Durante l’assedio della città di Gerusalemme da parte di Tito la crocifissione dei Giudei, che riuscivano a scappare dalla città, è usata come deterrente contro gli assediati. Flavio Giuseppe racconta che, in un attacco, fu fatto prigioniero un giudeo «e Tito ordinò di crocifiggerlo dinanzi alle mura per atterrire con lo spettacolo gli altri e indurli alla resa» (G. Flavio, Bell. V, 6,5 [289]). Nell’acme dell’assedio, molti poveri popolani, costretti dalla fame, tentavano di lasciare la città di Gerusalemme, ma, catturati dai Romani «venivano flagellati, e, dopo aver subìto ogni sorta di supplizi prima di morire, erano crocifissi di fronte alle mura» (G. Flavio, Bell. V, 11,1 [449]). I prigionieri presi ogni giorno erano circa cinquecento e più, al punto che per il loro numero «mancavano lo spazio e le croci per le vittime» (G. Flavio, Ben.

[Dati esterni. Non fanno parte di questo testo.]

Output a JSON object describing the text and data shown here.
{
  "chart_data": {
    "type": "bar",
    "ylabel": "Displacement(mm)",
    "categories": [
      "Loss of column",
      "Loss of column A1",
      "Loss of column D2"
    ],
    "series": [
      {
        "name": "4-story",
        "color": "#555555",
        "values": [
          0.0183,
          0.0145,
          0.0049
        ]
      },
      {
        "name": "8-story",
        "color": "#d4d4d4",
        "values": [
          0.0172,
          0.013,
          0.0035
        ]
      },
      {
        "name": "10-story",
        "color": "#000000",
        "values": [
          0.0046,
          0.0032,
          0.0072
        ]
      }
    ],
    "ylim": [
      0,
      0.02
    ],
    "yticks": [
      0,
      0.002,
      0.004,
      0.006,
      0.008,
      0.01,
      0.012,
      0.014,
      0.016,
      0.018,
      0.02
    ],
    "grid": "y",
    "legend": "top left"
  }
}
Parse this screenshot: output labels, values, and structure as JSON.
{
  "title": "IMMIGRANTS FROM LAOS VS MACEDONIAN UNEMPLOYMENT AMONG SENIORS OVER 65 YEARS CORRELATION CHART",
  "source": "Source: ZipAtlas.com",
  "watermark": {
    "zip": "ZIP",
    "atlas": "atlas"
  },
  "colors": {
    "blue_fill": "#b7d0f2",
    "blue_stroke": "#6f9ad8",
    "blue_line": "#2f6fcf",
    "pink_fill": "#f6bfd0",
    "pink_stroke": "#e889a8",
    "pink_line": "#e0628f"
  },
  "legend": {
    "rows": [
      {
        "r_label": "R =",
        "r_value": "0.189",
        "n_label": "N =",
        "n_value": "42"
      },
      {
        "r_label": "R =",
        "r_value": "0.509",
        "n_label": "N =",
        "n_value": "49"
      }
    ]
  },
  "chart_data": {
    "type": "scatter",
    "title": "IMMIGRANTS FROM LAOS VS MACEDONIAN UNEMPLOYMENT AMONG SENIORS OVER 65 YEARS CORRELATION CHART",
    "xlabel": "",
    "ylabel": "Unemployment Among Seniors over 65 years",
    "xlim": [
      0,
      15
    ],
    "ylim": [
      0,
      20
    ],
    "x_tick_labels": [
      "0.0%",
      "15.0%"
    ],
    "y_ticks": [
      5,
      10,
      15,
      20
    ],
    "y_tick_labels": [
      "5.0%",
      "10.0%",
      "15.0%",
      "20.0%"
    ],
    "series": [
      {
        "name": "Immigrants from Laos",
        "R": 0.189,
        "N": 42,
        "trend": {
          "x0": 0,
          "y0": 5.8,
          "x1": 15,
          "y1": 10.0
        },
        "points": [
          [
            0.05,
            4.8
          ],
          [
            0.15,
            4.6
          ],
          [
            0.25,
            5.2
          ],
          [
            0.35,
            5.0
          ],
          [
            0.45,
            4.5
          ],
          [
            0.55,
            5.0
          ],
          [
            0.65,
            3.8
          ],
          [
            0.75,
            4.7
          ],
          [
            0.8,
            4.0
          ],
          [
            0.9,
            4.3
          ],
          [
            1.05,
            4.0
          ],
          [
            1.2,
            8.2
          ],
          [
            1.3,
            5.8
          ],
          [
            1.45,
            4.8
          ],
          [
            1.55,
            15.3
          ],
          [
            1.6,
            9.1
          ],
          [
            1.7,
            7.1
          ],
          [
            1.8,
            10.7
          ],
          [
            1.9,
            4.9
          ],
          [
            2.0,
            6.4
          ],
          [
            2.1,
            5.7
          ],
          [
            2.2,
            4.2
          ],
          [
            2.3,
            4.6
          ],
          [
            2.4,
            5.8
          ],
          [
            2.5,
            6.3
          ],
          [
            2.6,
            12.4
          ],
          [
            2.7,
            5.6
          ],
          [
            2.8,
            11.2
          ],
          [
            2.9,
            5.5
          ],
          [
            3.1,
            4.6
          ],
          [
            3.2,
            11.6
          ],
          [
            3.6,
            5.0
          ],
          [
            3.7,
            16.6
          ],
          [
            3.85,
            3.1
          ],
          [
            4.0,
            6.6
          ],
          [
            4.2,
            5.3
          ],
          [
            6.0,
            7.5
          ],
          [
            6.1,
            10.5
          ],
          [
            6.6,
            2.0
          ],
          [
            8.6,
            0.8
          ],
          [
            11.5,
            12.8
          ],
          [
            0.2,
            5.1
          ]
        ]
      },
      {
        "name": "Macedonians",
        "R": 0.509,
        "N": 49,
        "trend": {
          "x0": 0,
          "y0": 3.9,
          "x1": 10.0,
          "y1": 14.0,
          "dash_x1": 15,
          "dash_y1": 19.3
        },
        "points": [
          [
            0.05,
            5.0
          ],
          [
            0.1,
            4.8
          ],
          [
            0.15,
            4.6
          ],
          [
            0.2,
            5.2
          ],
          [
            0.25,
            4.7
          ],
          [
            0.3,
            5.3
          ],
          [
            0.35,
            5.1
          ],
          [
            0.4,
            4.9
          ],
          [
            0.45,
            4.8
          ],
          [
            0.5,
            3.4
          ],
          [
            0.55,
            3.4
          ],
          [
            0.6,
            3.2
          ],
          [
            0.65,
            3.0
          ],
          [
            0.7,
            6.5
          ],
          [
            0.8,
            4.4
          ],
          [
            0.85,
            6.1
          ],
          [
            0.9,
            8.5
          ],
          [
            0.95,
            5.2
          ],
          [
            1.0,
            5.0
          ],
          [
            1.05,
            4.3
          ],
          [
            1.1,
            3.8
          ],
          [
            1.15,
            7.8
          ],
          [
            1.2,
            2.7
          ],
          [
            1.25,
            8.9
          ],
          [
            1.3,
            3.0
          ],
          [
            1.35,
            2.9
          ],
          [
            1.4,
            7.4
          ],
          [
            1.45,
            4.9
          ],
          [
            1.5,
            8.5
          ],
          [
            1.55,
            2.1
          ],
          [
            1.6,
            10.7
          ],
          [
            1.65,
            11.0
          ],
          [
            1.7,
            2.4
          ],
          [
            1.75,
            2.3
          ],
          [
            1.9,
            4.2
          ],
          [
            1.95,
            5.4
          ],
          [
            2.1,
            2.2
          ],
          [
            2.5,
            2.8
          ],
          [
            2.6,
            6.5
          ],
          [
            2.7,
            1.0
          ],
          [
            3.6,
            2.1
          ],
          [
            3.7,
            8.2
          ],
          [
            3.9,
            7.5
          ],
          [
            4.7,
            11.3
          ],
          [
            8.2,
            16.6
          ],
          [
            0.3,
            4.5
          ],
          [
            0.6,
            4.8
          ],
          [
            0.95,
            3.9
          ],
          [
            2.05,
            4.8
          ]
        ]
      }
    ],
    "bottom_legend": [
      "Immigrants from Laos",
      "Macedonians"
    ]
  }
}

V, 11,1 [451]).

Anche se i Vangeli non raccontano come Gesù è stato crocifisso, ai lettori cristiani del primo secolo il termine “crocifissione” evoca immediatamente l’orribile spettacolo del condannato appeso a due pali incrociati. La crocifissione può essere ora ricostruita grazie al ritrovamento dei resti di un crocifisso in un cimitero del periodo del secondo tempio, nel giugno del 1968, a Giv’at ha-Mivtar, a nord-est del monte Scopus o monte degli Ulivi. Nel quarto loculo-ossario della prima tomba sono state rinvenute le ossa di un giovane dai 24 ai 28 anni, di 1,67 m. di altezza – il nome è Jehohanan bar Hagq– che recavano evidenti segni di morte violenta per crocifissione. Le ossa dei calcagni erano ancora attraversate da un chiodo di ferro di oltre una decina di centrimetri, che non potè essere estratto al momento della sepoltura. I piedi erano stati fissati con un solo chiodo al palo verticale della croce, con le gambe accostate e ripiegate; una tavoletta di acacia separava la testa del chiodo dalla caviglia.
L’analisi delle altre ossa fa supporre che la parte superiore del corpo fosse attaccata alla croce con chiodi che attraversavano i polsi. Data la precaria fissazione dei piedi alla trave verticale – la punta del chiodo ricurva non era penetrata nel legno di ulivo – si pensa che il peso maggiore del corpo fosse sostenuto da una specie di sedile o gancio tra le gambe. La tibia destra recava il segno di una rottura violenta. Questa sarebbe una conferma del colpo di grazia mediante frattura delle gambe (cf. Gv 19,32).